CBS 6 was told the media would not be allowed at the meeting, but I went in briefly and we also had a colleague take part in session.

The slam on the national Occupy movement, as well the one here, is it’s aimlessness – a lack of a clear mission - and the unwieldy nature of its childlike method of communicating, meeting and confronting.

At Tuesday night’s meeting, about 40 Occupy Richmond members set out to sharpen their focus for the New Year.

The three main topics:

How they can more quickly and completely communicate within the movement.

How they can better educate the public with concrete facts about how the corporate and political establishment is abusing them and the system.

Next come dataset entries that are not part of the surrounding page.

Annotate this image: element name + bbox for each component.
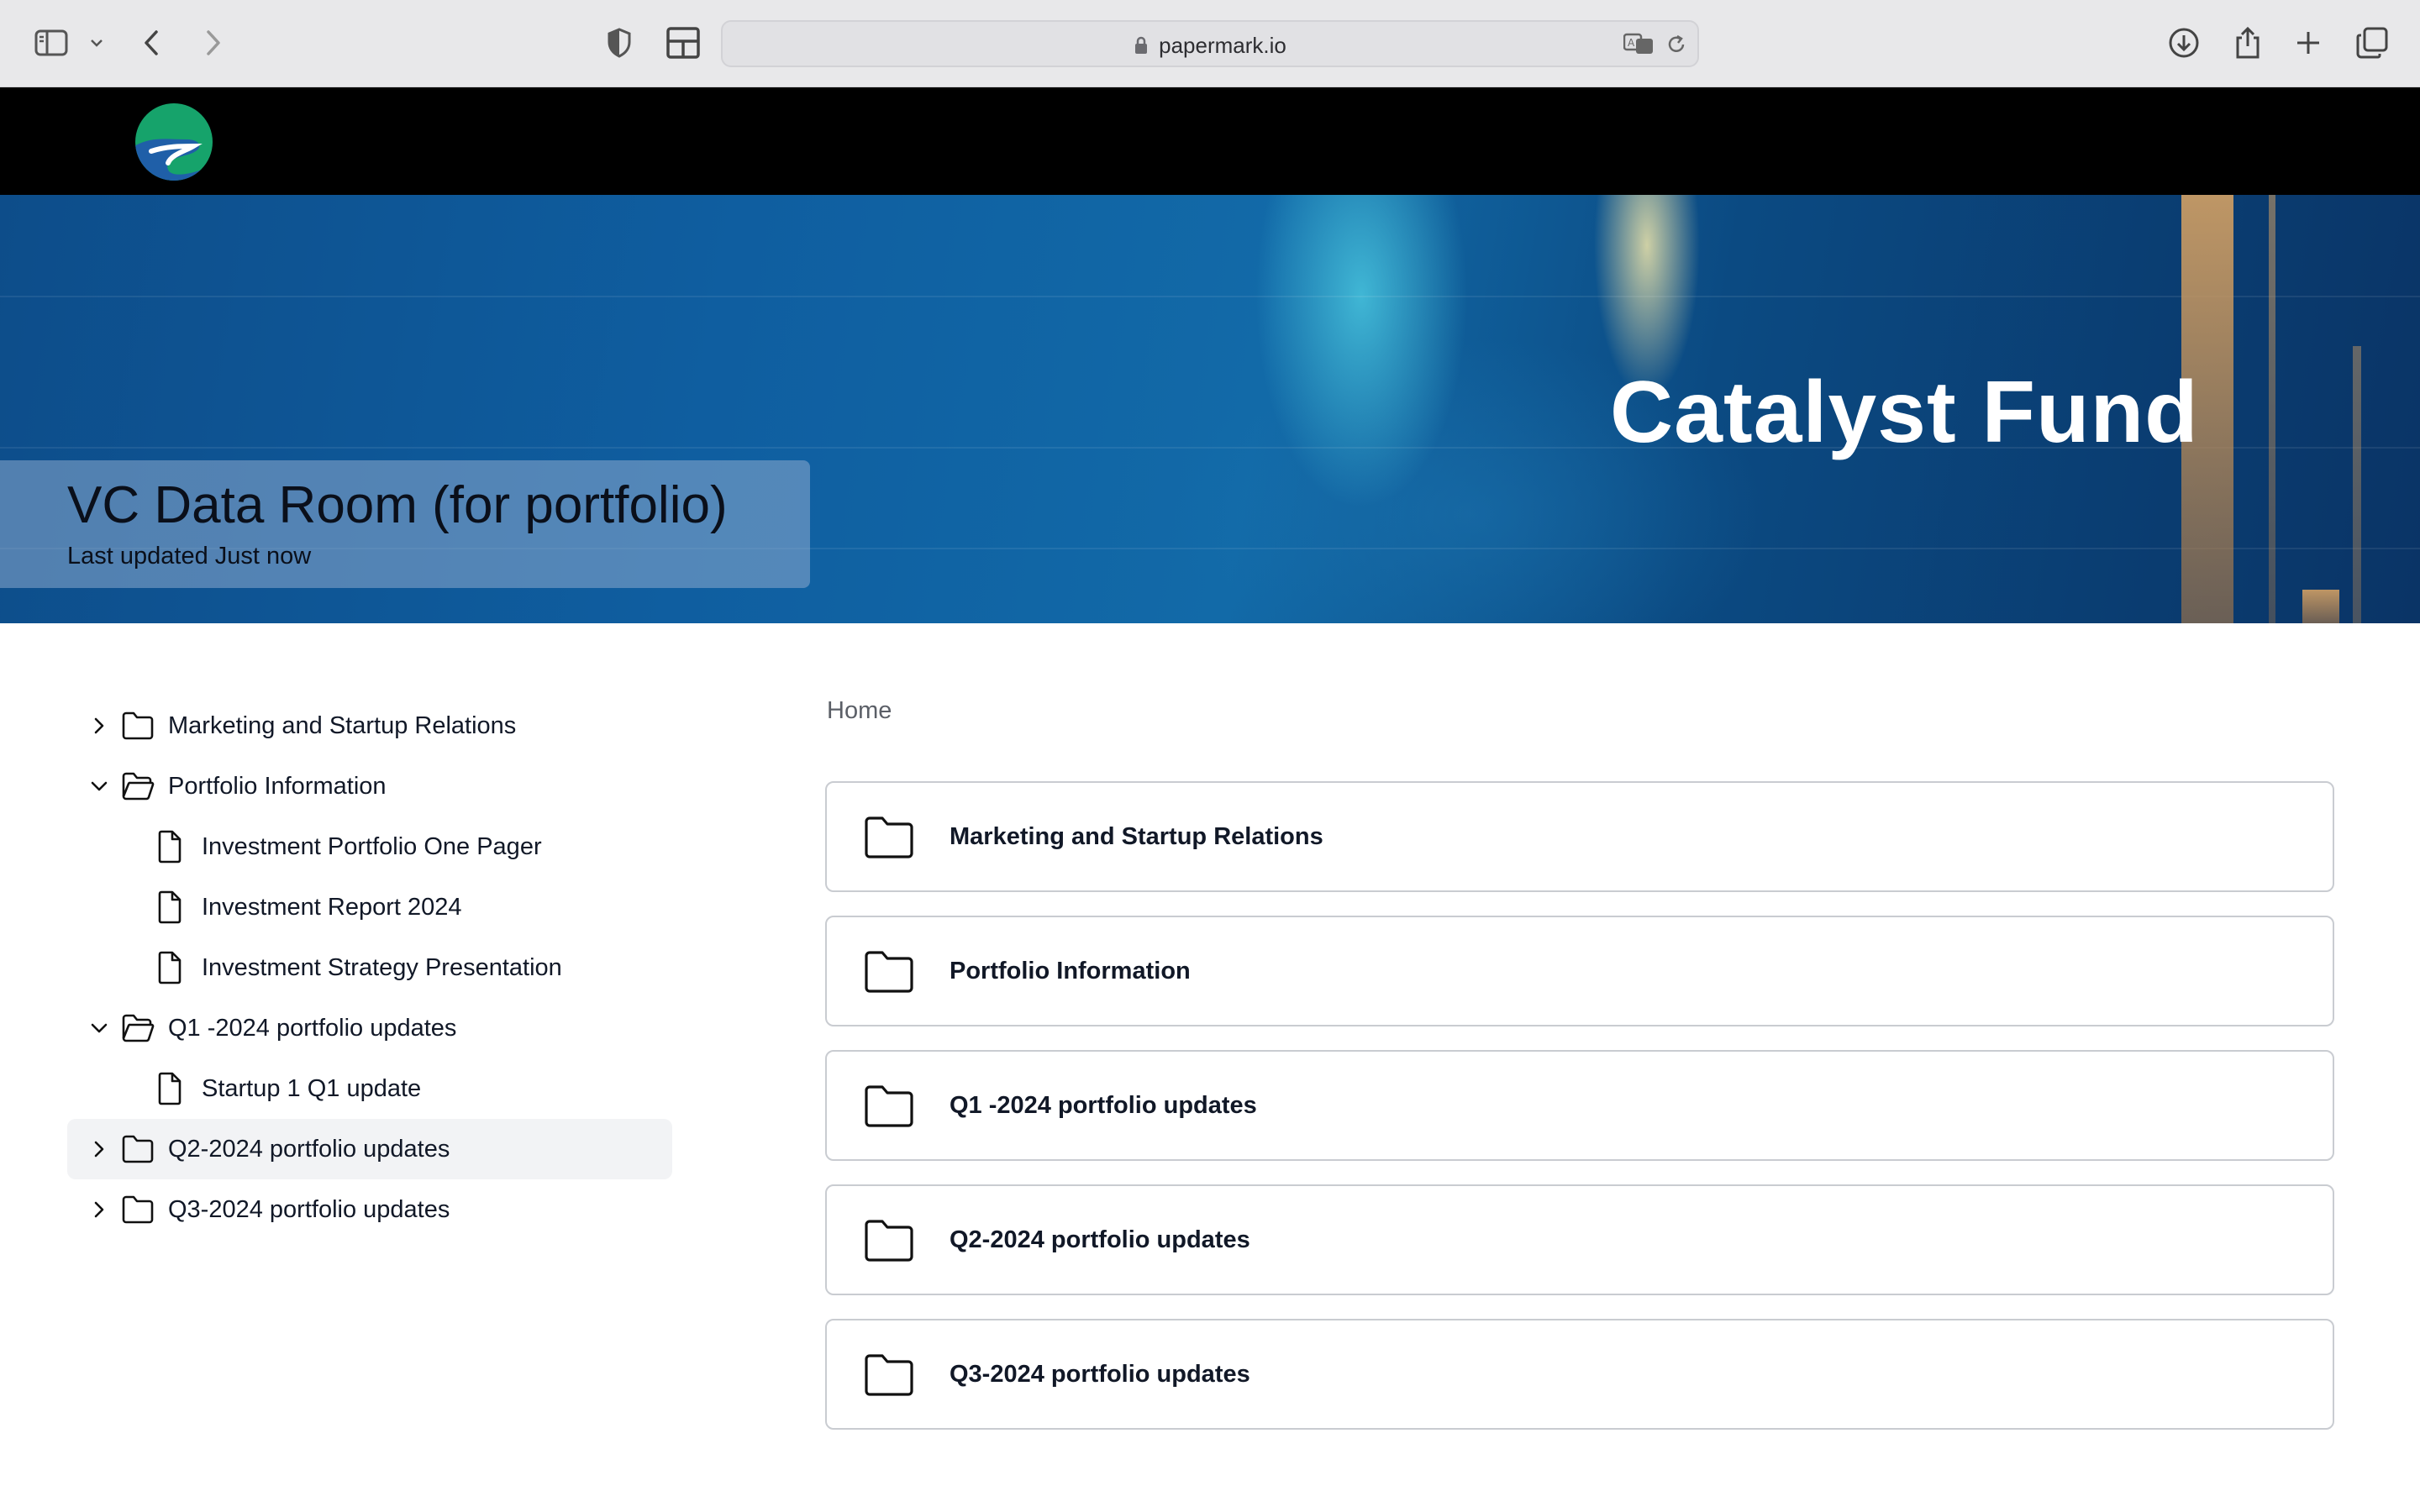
forward-icon[interactable] (193, 24, 232, 62)
folder-icon (865, 1354, 913, 1396)
folder-icon (122, 711, 154, 740)
layout-icon[interactable] (664, 24, 702, 62)
tree-file-report-2024[interactable]: Investment Report 2024 (67, 877, 672, 937)
tree-folder-portfolio-information[interactable]: Portfolio Information (67, 756, 672, 816)
folder-icon (122, 1195, 154, 1224)
chevron-down-icon[interactable] (87, 1016, 111, 1040)
last-updated-text: Last updated Just now (67, 543, 312, 570)
tree-file-one-pager[interactable]: Investment Portfolio One Pager (67, 816, 672, 877)
chevron-right-icon[interactable] (87, 1137, 111, 1161)
svg-text:A: A (1628, 37, 1635, 49)
back-icon[interactable] (133, 24, 171, 62)
folder-card-q3-2024[interactable]: Q3-2024 portfolio updates (825, 1319, 2334, 1430)
folder-card-q1-2024[interactable]: Q1 -2024 portfolio updates (825, 1050, 2334, 1161)
reload-icon[interactable] (1665, 34, 1687, 55)
lock-icon (1134, 35, 1149, 55)
shield-icon[interactable] (600, 24, 639, 62)
tree-item-label: Investment Report 2024 (202, 894, 462, 921)
tree-folder-q3-2024[interactable]: Q3-2024 portfolio updates (67, 1179, 672, 1240)
folder-card-label: Marketing and Startup Relations (950, 823, 1323, 850)
tree-folder-q2-2024[interactable]: Q2-2024 portfolio updates (67, 1119, 672, 1179)
river-logo-icon[interactable] (134, 102, 213, 181)
url-text: papermark.io (1159, 32, 1286, 58)
address-bar[interactable]: papermark.io A (721, 20, 1699, 67)
tree-item-label: Marketing and Startup Relations (168, 712, 517, 739)
chart-candle-decoration (2269, 195, 2275, 623)
tree-file-strategy-presentation[interactable]: Investment Strategy Presentation (67, 937, 672, 998)
tree-item-label: Investment Portfolio One Pager (202, 833, 542, 860)
folder-open-icon (122, 1014, 155, 1042)
breadcrumb-home[interactable]: Home (827, 697, 892, 725)
browser-toolbar: papermark.io A (0, 0, 2420, 87)
chevron-right-icon[interactable] (87, 1198, 111, 1221)
folder-card-label: Q2-2024 portfolio updates (950, 1226, 1250, 1253)
site-header (0, 87, 2420, 195)
tree-folder-q1-2024[interactable]: Q1 -2024 portfolio updates (67, 998, 672, 1058)
folder-card-q2-2024[interactable]: Q2-2024 portfolio updates (825, 1184, 2334, 1295)
new-tab-icon[interactable] (2289, 24, 2328, 62)
folder-icon (122, 1135, 154, 1163)
chevron-down-icon[interactable] (77, 24, 116, 62)
folder-icon (865, 1085, 913, 1127)
file-icon (158, 890, 182, 924)
page-title: VC Data Room (for portfolio) (67, 476, 728, 534)
folder-card-label: Q1 -2024 portfolio updates (950, 1092, 1257, 1119)
folder-icon (865, 1220, 913, 1262)
folder-card-portfolio-information[interactable]: Portfolio Information (825, 916, 2334, 1026)
tree-item-label: Q1 -2024 portfolio updates (168, 1015, 457, 1042)
chevron-down-icon[interactable] (87, 774, 111, 798)
tree-item-label: Investment Strategy Presentation (202, 954, 562, 981)
tree-item-label: Q3-2024 portfolio updates (168, 1196, 450, 1223)
file-icon (158, 830, 182, 864)
brand-text: Catalyst Fund (1610, 364, 2199, 461)
share-icon[interactable] (2228, 24, 2267, 62)
file-icon (158, 951, 182, 984)
file-icon (158, 1072, 182, 1105)
chevron-right-icon[interactable] (87, 714, 111, 738)
tree-item-label: Portfolio Information (168, 773, 387, 800)
tree-item-label: Startup 1 Q1 update (202, 1075, 422, 1102)
folder-card-label: Portfolio Information (950, 958, 1191, 984)
download-icon[interactable] (2165, 24, 2203, 62)
folder-icon (865, 951, 913, 993)
dataroom-title-card: VC Data Room (for portfolio) Last update… (0, 460, 810, 588)
tree-folder-marketing[interactable]: Marketing and Startup Relations (67, 696, 672, 756)
tabs-overview-icon[interactable] (2353, 24, 2391, 62)
chart-candle-decoration (2353, 346, 2361, 623)
folder-card-marketing[interactable]: Marketing and Startup Relations (825, 781, 2334, 892)
tree-item-label: Q2-2024 portfolio updates (168, 1136, 450, 1163)
sidebar-icon[interactable] (32, 24, 71, 62)
folder-open-icon (122, 772, 155, 801)
chart-candle-decoration (2302, 590, 2339, 623)
hero-banner: Catalyst Fund VC Data Room (for portfoli… (0, 195, 2420, 623)
folder-card-label: Q3-2024 portfolio updates (950, 1361, 1250, 1388)
tree-file-startup-1-q1[interactable]: Startup 1 Q1 update (67, 1058, 672, 1119)
translate-icon[interactable]: A (1623, 32, 1655, 55)
folder-icon (865, 816, 913, 858)
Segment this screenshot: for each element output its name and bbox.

And how to better engage the public, with less confrontation, to spread awareness of, and sympathy for, the movement.

There was also discussion of how to streamline their so-called general asssembly meetings, which can be laborious due to the practice of the crowd repeating in unison much of what is said.

Richmond’s movement got a lot of attention, but, like many Occupy movements,  its fight wound up centering on  keeping its occupation park, Kanawha Plaza, rather than targeted changes or attacks on the corporations or politicians that make up the so-called one percent of the population. (Those are the wealthiest Americans the Occupiers believe control too much of the nation’s wealth.)

Late in the year, Richmond’s Occupy movement exiled itself in a remote neighborhood, camping next door the mayor’s house  in a failed attempt to get him to allow them to re-occupy the Kanawha park.

But some members believe it was a good move that helped interest older, civil rights-era African-Americans in the Occupy movement.

It’s unclear if the Occupy movement, which has lost steam in many areas of the country as winter set in, will play a role in the crucial 2012 state and national elections, as the Tea Party has in recent months.

There will be another meeting Wednesday. And a general assembly is planned for this weekend.